Some 230 students - mostly Italian, all of whom passed auditions - performed in the evenings with and/or supervised by their Italian teachers. The teachers also performed with each other. The Siena Jazz Association maintains a 1000 square meter teaching facility comprised of 20 classrooms, a library and a modern, air-conditioned sound archive with over 20,000 discs and tapes and counting. Courses included the archive's scholarly curator Francesco Martinelli teaching the history of jazz, and instrumental and group workshops were conducted by masters such as Claudio Fasoli, Giancarlo Schiaffini and Marco Tamburini, who are well known in Italy.

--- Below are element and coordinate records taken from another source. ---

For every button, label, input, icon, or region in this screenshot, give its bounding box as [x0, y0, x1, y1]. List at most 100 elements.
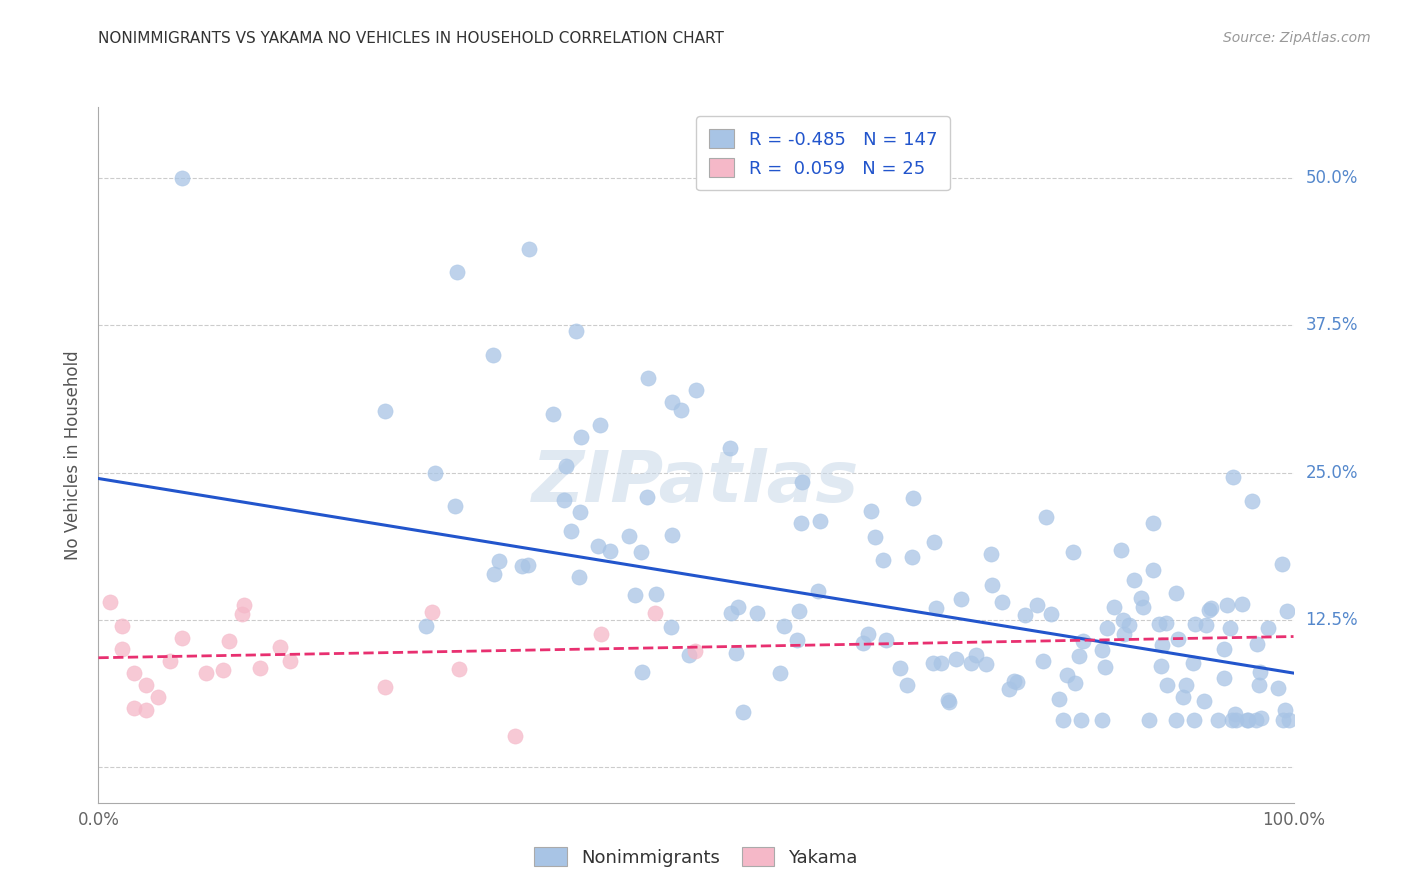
Point [644, 606, 666, 620]
Point [1091, 713, 1114, 727]
Point [1236, 713, 1258, 727]
Point [901, 491, 924, 505]
Point [172, 631, 194, 645]
Point [553, 493, 575, 508]
Point [1002, 674, 1025, 689]
Point [569, 505, 592, 519]
Point [1198, 603, 1220, 617]
Point [725, 646, 748, 660]
Point [1230, 597, 1253, 611]
Point [420, 605, 443, 619]
Point [124, 666, 146, 681]
Point [560, 524, 582, 538]
Point [111, 619, 134, 633]
Point [949, 591, 972, 606]
Point [1171, 690, 1194, 704]
Point [159, 654, 181, 668]
Point [1149, 617, 1171, 632]
Point [1247, 678, 1270, 692]
Point [1166, 713, 1188, 727]
Point [1142, 563, 1164, 577]
Point [1216, 598, 1239, 612]
Text: Source: ZipAtlas.com: Source: ZipAtlas.com [1223, 31, 1371, 45]
Point [1225, 706, 1247, 721]
Point [998, 681, 1021, 696]
Point [1154, 615, 1177, 630]
Point [630, 545, 652, 559]
Point [1071, 634, 1094, 648]
Point [541, 407, 564, 421]
Point [1271, 713, 1294, 727]
Point [1167, 632, 1189, 647]
Point [1274, 703, 1296, 717]
Point [1109, 543, 1132, 558]
Point [269, 640, 291, 655]
Point [589, 626, 612, 640]
Point [733, 705, 755, 719]
Point [1014, 608, 1036, 623]
Point [423, 466, 446, 480]
Point [1040, 607, 1063, 621]
Point [1025, 598, 1047, 612]
Point [194, 666, 217, 681]
Point [807, 584, 830, 599]
Point [1052, 713, 1074, 727]
Point [1047, 691, 1070, 706]
Point [1112, 627, 1135, 641]
Point [1184, 617, 1206, 632]
Point [1244, 713, 1267, 727]
Point [481, 348, 505, 362]
Point [488, 554, 510, 568]
Point [374, 403, 396, 417]
Point [415, 619, 437, 633]
Point [1123, 573, 1146, 587]
Point [980, 547, 1002, 561]
Point [1150, 638, 1173, 652]
Point [1218, 621, 1240, 635]
Text: ZIPatlas: ZIPatlas [533, 449, 859, 517]
Text: 12.5%: 12.5% [1305, 611, 1358, 629]
Point [1156, 677, 1178, 691]
Point [599, 544, 621, 558]
Point [889, 661, 911, 675]
Point [446, 265, 468, 279]
Point [1032, 654, 1054, 668]
Point [1271, 557, 1294, 571]
Text: 25.0%: 25.0% [1305, 464, 1358, 482]
Point [685, 383, 707, 397]
Point [1201, 601, 1223, 615]
Point [856, 626, 879, 640]
Point [249, 661, 271, 675]
Point [111, 642, 134, 657]
Point [1192, 694, 1215, 708]
Point [1174, 678, 1197, 692]
Point [278, 654, 301, 668]
Point [769, 666, 792, 681]
Point [1250, 711, 1272, 725]
Point [1062, 545, 1084, 559]
Point [872, 553, 894, 567]
Point [1095, 621, 1118, 635]
Point [517, 558, 540, 572]
Point [960, 657, 983, 671]
Point [896, 678, 918, 692]
Point [565, 324, 588, 338]
Point [720, 606, 742, 620]
Point [945, 652, 967, 666]
Point [589, 418, 612, 433]
Point [1182, 713, 1205, 727]
Point [568, 570, 591, 584]
Point [808, 514, 831, 528]
Point [636, 491, 658, 505]
Point [661, 395, 683, 409]
Point [172, 170, 194, 185]
Point [659, 620, 682, 634]
Point [586, 539, 609, 553]
Point [1056, 667, 1078, 681]
Point [1246, 637, 1268, 651]
Point [792, 475, 814, 489]
Point [569, 430, 592, 444]
Point [925, 601, 948, 615]
Text: 50.0%: 50.0% [1305, 169, 1358, 186]
Point [1267, 681, 1289, 696]
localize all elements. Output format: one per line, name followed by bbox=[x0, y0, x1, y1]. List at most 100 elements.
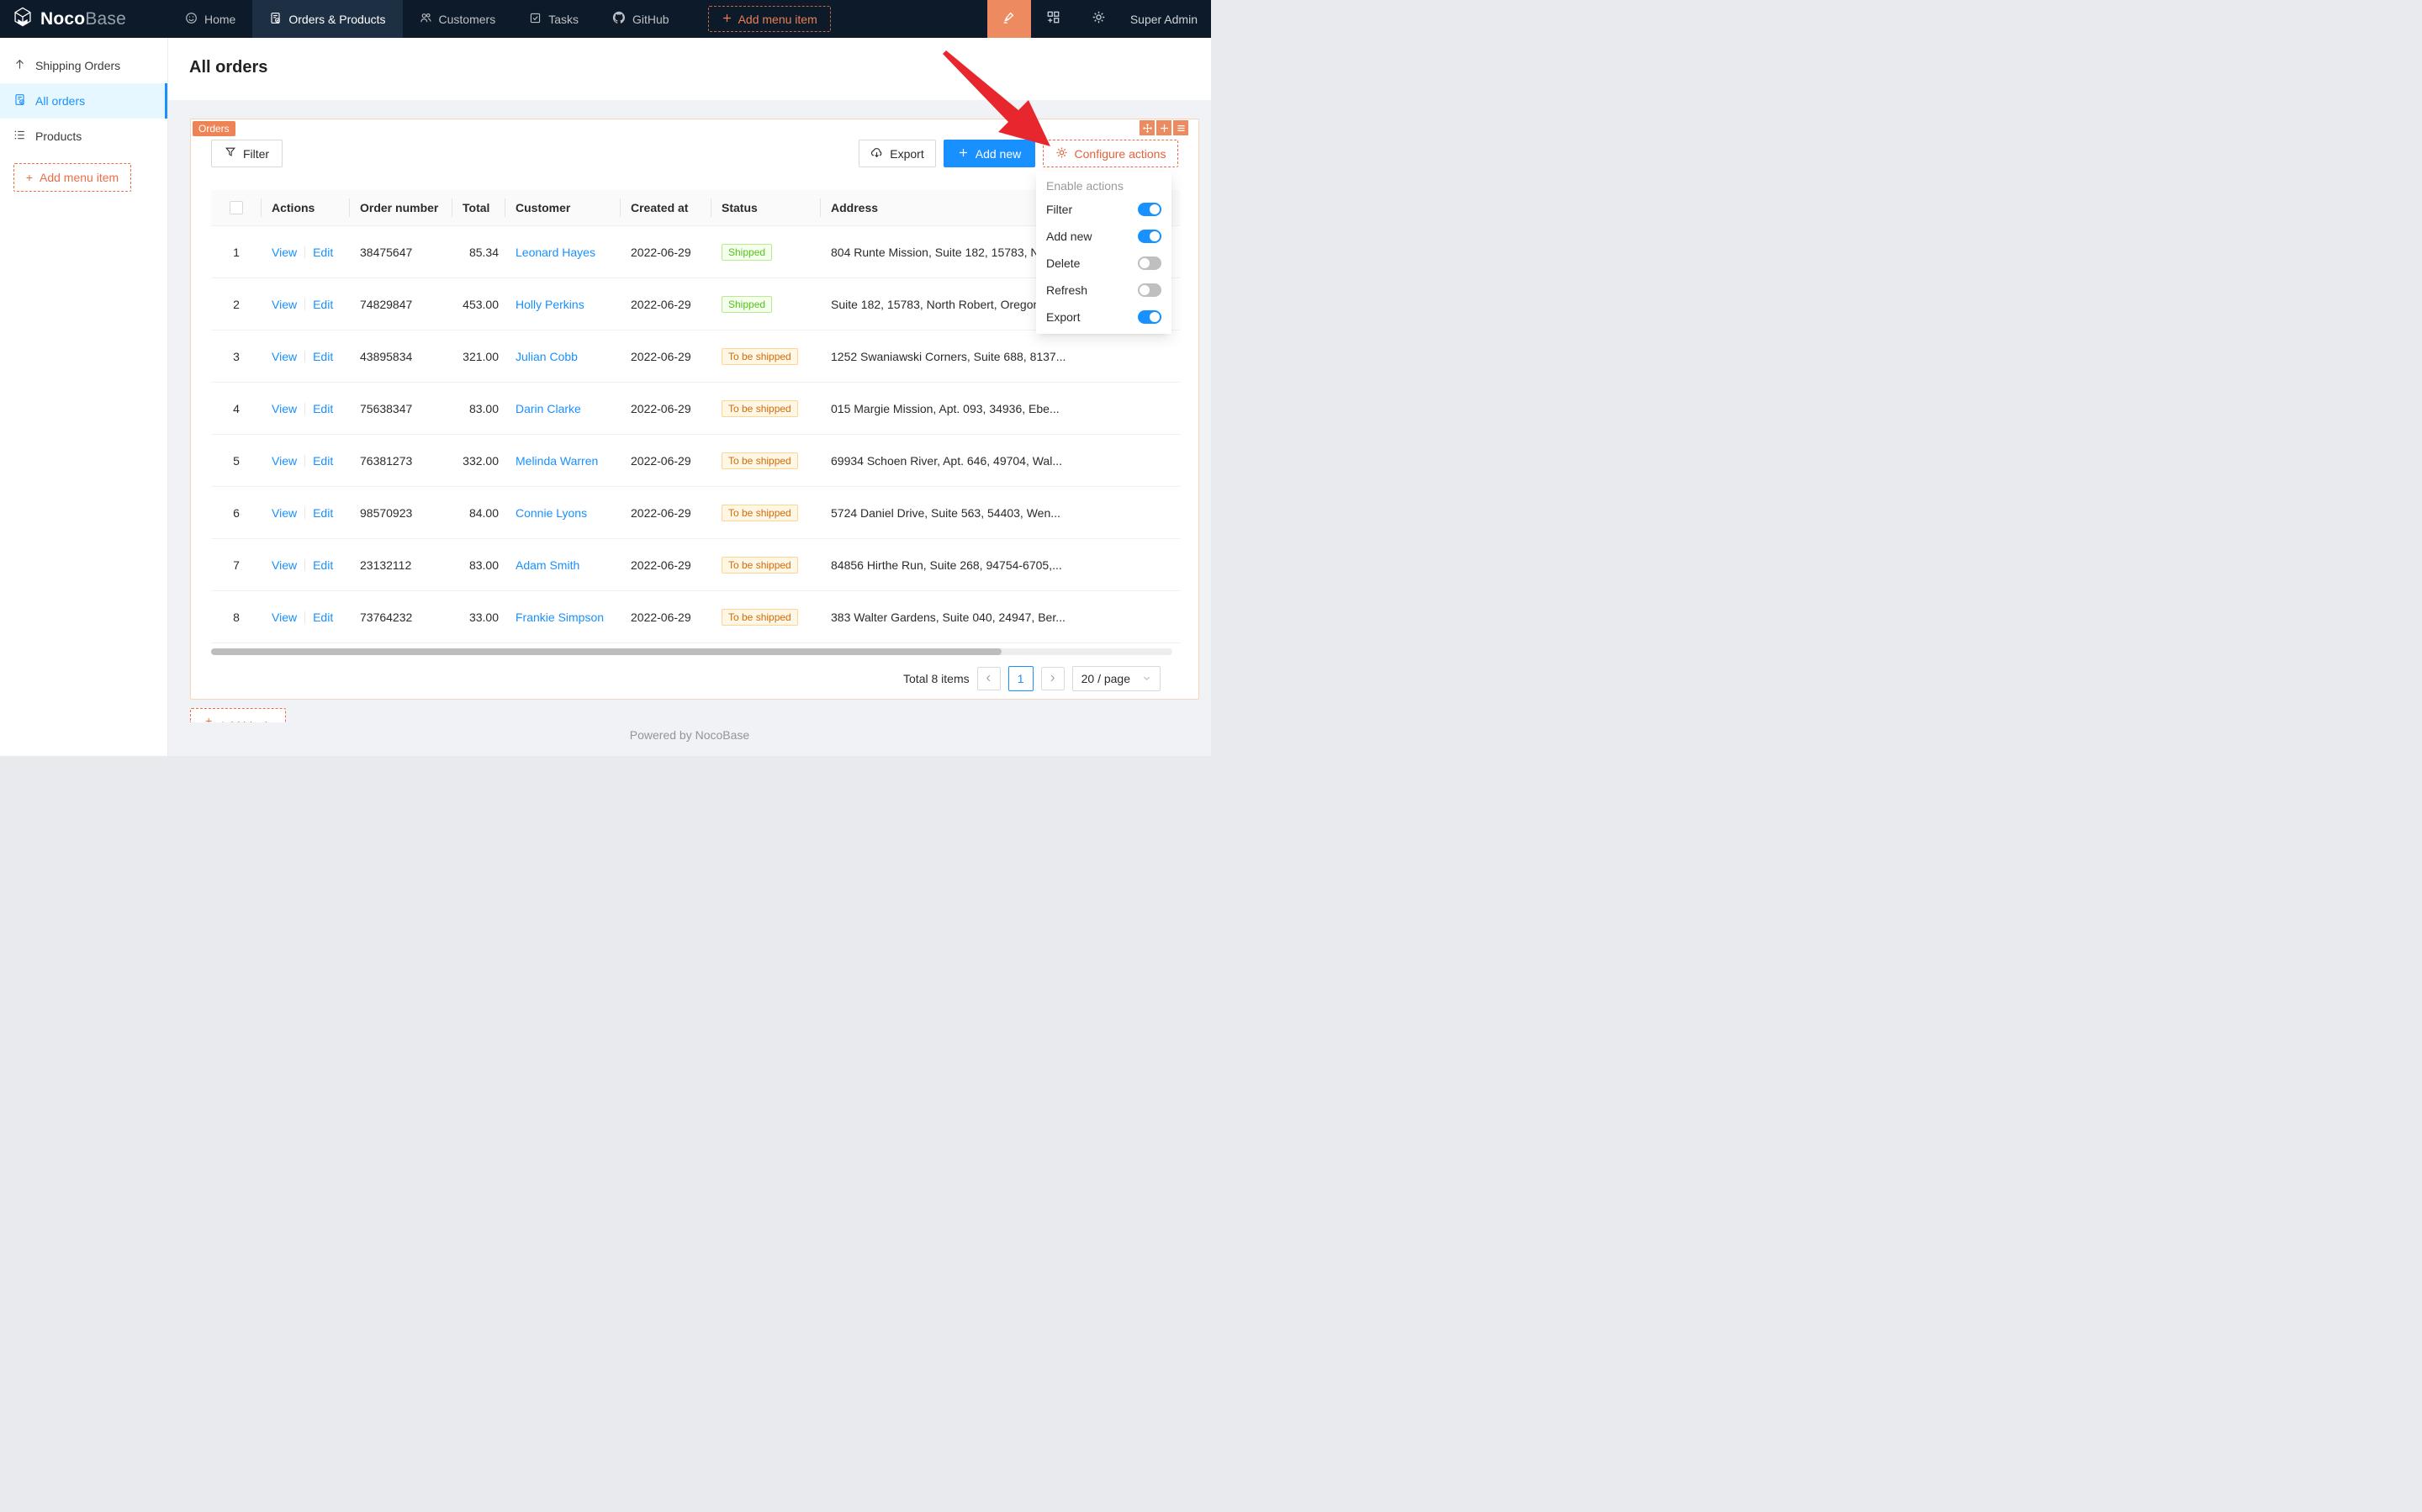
enable-action-delete[interactable]: Delete bbox=[1036, 250, 1171, 277]
toggle-switch-export[interactable] bbox=[1138, 310, 1161, 324]
enable-action-label: Export bbox=[1046, 310, 1081, 324]
nocobase-logo[interactable]: NocoBase bbox=[0, 6, 168, 32]
toggle-switch-refresh[interactable] bbox=[1138, 283, 1161, 297]
customer-link[interactable]: Julian Cobb bbox=[516, 349, 578, 363]
select-all-checkbox[interactable] bbox=[230, 201, 243, 214]
edit-link[interactable]: Edit bbox=[313, 401, 334, 415]
edit-link[interactable]: Edit bbox=[313, 453, 334, 468]
enable-action-label: Filter bbox=[1046, 203, 1073, 216]
nav-item-customers[interactable]: Customers bbox=[403, 0, 513, 38]
block-collection-tag: Orders bbox=[193, 121, 235, 136]
nav-item-github[interactable]: GitHub bbox=[595, 0, 686, 38]
enable-action-filter[interactable]: Filter bbox=[1036, 196, 1171, 223]
nav-item-home[interactable]: Home bbox=[168, 0, 252, 38]
page-size-select[interactable]: 20 / page bbox=[1071, 666, 1161, 691]
add-block-button[interactable]: + Add block bbox=[190, 708, 286, 722]
edit-link[interactable]: Edit bbox=[313, 245, 334, 259]
scrollbar-thumb[interactable] bbox=[211, 648, 1002, 655]
actions-divider bbox=[304, 350, 306, 362]
chevron-right-icon bbox=[1048, 672, 1057, 685]
edit-link[interactable]: Edit bbox=[313, 558, 334, 572]
smile-icon bbox=[185, 12, 198, 27]
customer-link[interactable]: Frankie Simpson bbox=[516, 610, 605, 624]
view-link[interactable]: View bbox=[272, 558, 298, 572]
settings-button[interactable] bbox=[1076, 0, 1122, 38]
actions-divider bbox=[304, 402, 306, 415]
plus-icon: + bbox=[25, 171, 33, 184]
cell-status: To be shipped bbox=[711, 539, 821, 590]
view-link[interactable]: View bbox=[272, 401, 298, 415]
view-link[interactable]: View bbox=[272, 505, 298, 520]
customer-link[interactable]: Leonard Hayes bbox=[516, 245, 595, 259]
add-block-label: + Add block bbox=[205, 714, 271, 722]
customer-link[interactable]: Darin Clarke bbox=[516, 401, 581, 415]
nav-item-tasks[interactable]: Tasks bbox=[512, 0, 595, 38]
cell-customer: Holly Perkins bbox=[505, 278, 621, 330]
table-row: 1 View Edit 38475647 85.34 Leonard Hayes 2022-… bbox=[211, 226, 1180, 278]
actions-divider bbox=[304, 506, 306, 519]
pagination-prev-button[interactable] bbox=[976, 667, 1001, 690]
view-link[interactable]: View bbox=[272, 245, 298, 259]
sidebar-item-products[interactable]: Products bbox=[0, 119, 167, 154]
table-row: 5 View Edit 76381273 332.00 Melinda Warren 202… bbox=[211, 435, 1180, 487]
cell-status: To be shipped bbox=[711, 487, 821, 538]
row-index: 8 bbox=[233, 610, 240, 624]
export-button-label: Export bbox=[890, 146, 924, 161]
block-menu-icon[interactable] bbox=[1173, 120, 1188, 135]
plugin-blocks-button[interactable] bbox=[1031, 0, 1076, 38]
cell-order-number: 98570923 bbox=[360, 505, 413, 520]
sidebar-item-shipping-orders[interactable]: Shipping Orders bbox=[0, 48, 167, 83]
configure-actions-button[interactable]: Configure actions bbox=[1043, 140, 1178, 167]
cell-created-at: 2022-06-29 bbox=[631, 453, 691, 468]
nav-item-label: Customers bbox=[438, 12, 496, 26]
actions-divider bbox=[304, 454, 306, 467]
filter-button[interactable]: Filter bbox=[211, 140, 283, 167]
edit-link[interactable]: Edit bbox=[313, 505, 334, 520]
toggle-switch-filter[interactable] bbox=[1138, 203, 1161, 216]
view-link[interactable]: View bbox=[272, 610, 298, 624]
edit-link[interactable]: Edit bbox=[313, 349, 334, 363]
sidebar-add-menu-item-button[interactable]: + Add menu item bbox=[13, 163, 131, 192]
add-new-button[interactable]: Add new bbox=[944, 140, 1035, 167]
gear-icon bbox=[1055, 146, 1068, 161]
enable-action-export[interactable]: Export bbox=[1036, 304, 1171, 330]
actions-divider bbox=[304, 558, 306, 571]
column-select bbox=[211, 190, 262, 225]
enable-action-refresh[interactable]: Refresh bbox=[1036, 277, 1171, 304]
status-badge: To be shipped bbox=[722, 556, 798, 574]
pagination-next-button[interactable] bbox=[1040, 667, 1065, 690]
drag-handle-icon[interactable] bbox=[1140, 120, 1155, 135]
add-block-icon[interactable] bbox=[1156, 120, 1171, 135]
ui-editor-toggle-button[interactable] bbox=[986, 0, 1031, 38]
toggle-switch-delete[interactable] bbox=[1138, 256, 1161, 270]
sidebar: Shipping Orders All orders Products + Add me… bbox=[0, 38, 168, 756]
view-link[interactable]: View bbox=[272, 297, 298, 311]
customer-link[interactable]: Melinda Warren bbox=[516, 453, 599, 468]
chevron-down-icon bbox=[1142, 672, 1151, 685]
cloud-download-icon bbox=[870, 146, 883, 161]
sidebar-item-all-orders[interactable]: All orders bbox=[0, 83, 167, 119]
gear-icon bbox=[1092, 10, 1106, 29]
view-link[interactable]: View bbox=[272, 453, 298, 468]
customer-link[interactable]: Adam Smith bbox=[516, 558, 580, 572]
horizontal-scrollbar[interactable] bbox=[211, 648, 1172, 655]
customer-link[interactable]: Holly Perkins bbox=[516, 297, 584, 311]
order-icon bbox=[269, 12, 282, 27]
edit-link[interactable]: Edit bbox=[313, 610, 334, 624]
enable-action-label: Refresh bbox=[1046, 283, 1088, 297]
edit-link[interactable]: Edit bbox=[313, 297, 334, 311]
column-header-customer: Customer bbox=[505, 190, 621, 225]
enable-action-add-new[interactable]: Add new bbox=[1036, 223, 1171, 250]
main-menu: Home Orders & Products Customers Tasks GitHu… bbox=[168, 0, 686, 38]
view-link[interactable]: View bbox=[272, 349, 298, 363]
toggle-switch-add-new[interactable] bbox=[1138, 230, 1161, 243]
customer-link[interactable]: Connie Lyons bbox=[516, 505, 588, 520]
pagination-page-1[interactable]: 1 bbox=[1007, 666, 1034, 691]
user-menu[interactable]: Super Admin bbox=[1129, 12, 1198, 26]
add-menu-item-button[interactable]: Add menu item bbox=[707, 6, 831, 32]
cell-customer: Leonard Hayes bbox=[505, 226, 621, 278]
cell-total: 453.00 bbox=[463, 297, 499, 311]
nav-item-orders-products[interactable]: Orders & Products bbox=[252, 0, 403, 38]
cell-status: Shipped bbox=[711, 226, 821, 278]
export-button[interactable]: Export bbox=[859, 140, 936, 167]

Jazzistically speaking, the larger European countries are like weather maps in their own national newspapers. The soundings are artificially cut off by frontiers. Citizens are not thought to be interested in what happens next door. Germany, France and Britain, for example, each have their own fertile environment, but you are unlikely to hear, or even hear of, their fine players abroad. The peninsula of Italy is more obviously isolated by the Mediterranean Sea and the Alps.
For the past ten years or so, Italy has been arguably the strongest jazz nation in Europe. One continues to discover major players who are almost unknown anywhere else. Saxophonist Fabio Petretti from Bologna, for example, was particularly impressive in the lovely courtyard of the Azienda Agricola in the 18th century hamlet of Montestigliano.
Although jazz is certainly historically American, its most current developments are no longer any one nation's monopoly. (Due to faulty inter-continental communication, this may be read askance by some.) The respected veteran bassist and teacher Furio Di Castri has put it this way: "We absorbed jazz like a secret passion; from records and the radio but also from films by Sidney Lumet, Polanski and Cassavetes, or from books by Kerouac. In this way we formed a 'sound,' an idea of music which did not differentiate Coltrane from Franco D'Andrea, or Mingus from Nunzio Rotondo. Jazz was just one thing. It was 'the thing,' beyond styles, races or nations."
Nevertheless, it has also been said that the students in Siena bond more closely and learn more being instructed in their native language than in the workshop program offered in English by teachers from Boston's Berklee School of Music at the competing, much larger, Umbria Jazz Festival in Perugia. Either way, Italy continues to produce many able young players in an assortment of styles who improvise with sensitivity and emotion as well as book knowledge and chops. It is particularly blessed with subtle, softly hard-swinging post-Jack DeJohnette drummers such as Massimo Manzi, Walter Paoli and Joao Antunes, a 23-year old student from Portugal.
According to Franco Caroni, President of the Siena Jazz Association: "It is not surprising that such persons, after having acquired over 20 years experience at the various courses of Siena, now occupy many of the 'School of Jazz' conservatory teaching posts in various Italian state musical institutes." However, unlike France, there is still no official jazz degree in Italian conservatories, although Martinelli is hopeful that the Siena Symposium will become "the first jazz part of the university system, like some existing colleges focus on social and economic sciences. This process has officially started with [the Symposium's] meeting with the Ministry of Education."
The audiences in Siena were small and knowledgeable; mostly scholars, musicians, students, friends and inquisitive natives. They were respectful, intelligent, enthusiastic listeners and it was a pleasure to be amongst them. Admission was free of charge and there were no policemen in sight, nor need for them. The beverage of choice was water. Delicious prosciutto sandwiches were passed around at midnight.
In general, Tuscan produce is in need of no promotion. The late jazz critic Paul Haines could have been talking about the music as well as the food when he wrote: "In Siena, be sure to save room for the appetizers."